Luckily I am not in a position to either judge nor forgive such people, so they have to find a way to handle that. But there are so many other people who are trapped in this world such people created or supported.
I don’t know where my father stands. From my feeling and thoughts, he is on the wrong side.
But my heart says, that I should give him a chance to decide whether what others do or say is more important than what I or my mother do or say.
Sadly this question was in the room for 20 years already.
I know he is trapped, but whenever I tried to drag him out, he made me feel horrible again and made everything we loved or wanted either broken or gone.
So please, don’t tell me that I have to forgive my father.
If someone really asks that from me, like some people forced me to forgive them stealing or throwing away things out of my house, I wanted to give others or maybe thought to be interesting and historical…
I trust someone pointing a gun on my head more than people who say they love me, but break everything I love or do.
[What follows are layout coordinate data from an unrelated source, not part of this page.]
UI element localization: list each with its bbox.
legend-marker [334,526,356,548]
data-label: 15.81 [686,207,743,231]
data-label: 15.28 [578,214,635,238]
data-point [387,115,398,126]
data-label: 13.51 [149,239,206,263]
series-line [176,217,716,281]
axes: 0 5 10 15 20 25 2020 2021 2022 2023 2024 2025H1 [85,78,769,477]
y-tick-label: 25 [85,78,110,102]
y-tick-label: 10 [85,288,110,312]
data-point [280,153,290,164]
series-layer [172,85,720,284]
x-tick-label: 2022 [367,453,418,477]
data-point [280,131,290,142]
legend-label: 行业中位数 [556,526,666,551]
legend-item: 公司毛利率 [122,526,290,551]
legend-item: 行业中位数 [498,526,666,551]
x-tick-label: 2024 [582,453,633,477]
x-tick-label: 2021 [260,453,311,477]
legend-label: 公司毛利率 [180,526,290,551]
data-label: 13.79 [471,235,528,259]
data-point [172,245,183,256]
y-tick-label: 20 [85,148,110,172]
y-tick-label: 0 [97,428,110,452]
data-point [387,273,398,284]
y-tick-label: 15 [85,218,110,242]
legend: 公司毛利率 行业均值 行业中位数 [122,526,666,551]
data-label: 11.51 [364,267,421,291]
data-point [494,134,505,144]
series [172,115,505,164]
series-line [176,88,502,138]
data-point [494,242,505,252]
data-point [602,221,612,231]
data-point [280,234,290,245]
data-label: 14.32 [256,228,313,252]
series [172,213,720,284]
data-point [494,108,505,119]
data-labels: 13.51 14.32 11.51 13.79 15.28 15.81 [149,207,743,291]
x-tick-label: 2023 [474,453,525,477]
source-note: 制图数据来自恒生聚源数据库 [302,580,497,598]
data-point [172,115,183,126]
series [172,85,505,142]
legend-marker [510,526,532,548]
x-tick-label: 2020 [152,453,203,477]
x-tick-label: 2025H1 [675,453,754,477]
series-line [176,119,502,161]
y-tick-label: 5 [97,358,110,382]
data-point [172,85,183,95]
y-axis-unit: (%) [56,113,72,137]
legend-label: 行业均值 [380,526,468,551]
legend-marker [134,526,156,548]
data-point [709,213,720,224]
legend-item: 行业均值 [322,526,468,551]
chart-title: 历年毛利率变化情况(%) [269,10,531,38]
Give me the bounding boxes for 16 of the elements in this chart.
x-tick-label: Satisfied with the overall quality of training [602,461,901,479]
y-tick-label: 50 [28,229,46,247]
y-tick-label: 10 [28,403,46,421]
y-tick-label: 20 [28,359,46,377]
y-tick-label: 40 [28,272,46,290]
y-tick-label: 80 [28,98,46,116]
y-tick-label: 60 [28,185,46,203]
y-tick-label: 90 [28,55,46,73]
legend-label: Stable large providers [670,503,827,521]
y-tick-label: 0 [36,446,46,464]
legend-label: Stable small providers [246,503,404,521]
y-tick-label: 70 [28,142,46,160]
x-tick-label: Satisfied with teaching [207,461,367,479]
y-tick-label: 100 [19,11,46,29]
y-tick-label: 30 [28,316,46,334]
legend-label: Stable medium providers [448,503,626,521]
My mother and I have sometimes problems, but she is have a lot of pressure and wants to be free and loves people. Even said that she wanted to be with others again and also has love for the refugees in the village and we once also brought a drunken man home who thought we were angels (when I was probably 10-12 or something. We just walked through the town park in the evening, since there usually aren’t any people and then there was this man sitting with a lot of wine bottles. It was winter and freezing. Maybe he wanted to drink himself to death and free or something. So we brought him home instead.
And one winter we were in Stuttgart at the Christmas market. Then I saw an older man sitting there on the street. I told my mother that we should buy him something. And so she bought a christmas bretzl for him. And when we talked about it recently, she said that the man who was selling hot wine punch or at least something hot to drink, was going to the man and gave him something to drink, while the street was full of people. Busy people…
And now look at me, I am scared to go outside. I am scared of people. I am scared of myself sometimes. I sometimes hate myself. I don’t know whether the people outside are crazy or what is happening sometimes.
It is so horrible that the only natural thing a human want, to be loved and also give love, got so broken and shamed. Or that people have certain expectations of how it has to be.
I know that I have built up expectations for myself I can’t and shouldn’t have to have.
And all just because what I naturally wanted and had, was apparently not okay or enough.
But it is and was.
Some of my feelings and thoughts are just so messed up.
Something we might have in common, but if not, it is good when you are not messed up.
But good people who are not messed up, have to learn to be not naive, so they won’t fall for things easily.
This usually happens, when they ignore their feelings and expect things to be how they (maybe) should be.
For example that someone who cries for help, actually needs help and doesn’t trick them into a trap to rob or kill them (or whatever). But still not ignore such a thing, just to be aware of things. There are no two sides when it comes to such things. Heart and head together. And it is also better to not be alone, what means to feel alone, even or especially when with others. When you don’t feel loved from your friends and can’t talk about anything with them, then it is probably not real.
Why do some people make it still so hard to live for others?
What does it give them? Why do they want to control and kill others?